If MythPainter::DrawTextPriv?() can't be sped up further, the next approach is to try to spread the work over multiple frames where possible, to minimize stuttering. One approach is to use a background helper thread. However, the helper thread is limited to non-MythUI work, so it's only marginally helpful in reducing the latency. Therefore the helper thread idea was abandoned.
Another approach is to pipeline the work across multiple Pulse() calls in the UI thread. A cost model can be used to throttle the amount of work done each Pulse(). The benefit is that if a subtitle includes multiple chunks, the drawing of the chunks can be spread across time. Unfortunately, this approach led to flashing and other visual artifacts on rapid "real-time" captioning, despite lots of experimentation to try to tune and synchronize the delay timing. As a result, this approach was also abandoned (especially after it didn't improve stuttering on an ION system).
One more approach was tried.

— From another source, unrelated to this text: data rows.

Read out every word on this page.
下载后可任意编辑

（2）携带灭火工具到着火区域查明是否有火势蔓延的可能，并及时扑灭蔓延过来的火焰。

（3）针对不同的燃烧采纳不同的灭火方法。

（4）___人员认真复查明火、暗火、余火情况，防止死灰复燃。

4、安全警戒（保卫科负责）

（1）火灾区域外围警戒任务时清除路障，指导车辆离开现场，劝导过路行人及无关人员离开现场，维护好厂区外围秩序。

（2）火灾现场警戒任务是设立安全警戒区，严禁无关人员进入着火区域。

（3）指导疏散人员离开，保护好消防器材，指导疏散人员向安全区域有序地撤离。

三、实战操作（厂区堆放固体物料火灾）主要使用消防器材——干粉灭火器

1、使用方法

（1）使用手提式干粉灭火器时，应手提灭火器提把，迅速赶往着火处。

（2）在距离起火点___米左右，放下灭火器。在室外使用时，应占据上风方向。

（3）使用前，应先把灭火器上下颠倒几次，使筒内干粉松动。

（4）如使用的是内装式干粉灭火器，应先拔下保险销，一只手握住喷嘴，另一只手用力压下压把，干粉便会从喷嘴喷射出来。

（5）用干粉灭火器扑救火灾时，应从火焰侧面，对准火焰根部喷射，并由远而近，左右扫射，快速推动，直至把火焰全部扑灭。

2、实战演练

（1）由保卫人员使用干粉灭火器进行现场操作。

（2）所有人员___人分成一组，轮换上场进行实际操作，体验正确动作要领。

It was observed that for these real-time paint-on captions, each caption is usually almost identical to the previous caption, with just 2 characters added to the bottom line. The idea is to try, if possible, to create the same set of chunks as the last caption, with one extra chunk for the (two) new characters, thereby using the string image cache as much as possible. Unfortunately, this also did not actually help in reducing the stuttering.
In the end, the only thing that reliably eliminated the stuttering was to decrease the excessive amount of VB_VBI logging output, particular for cc708 captions.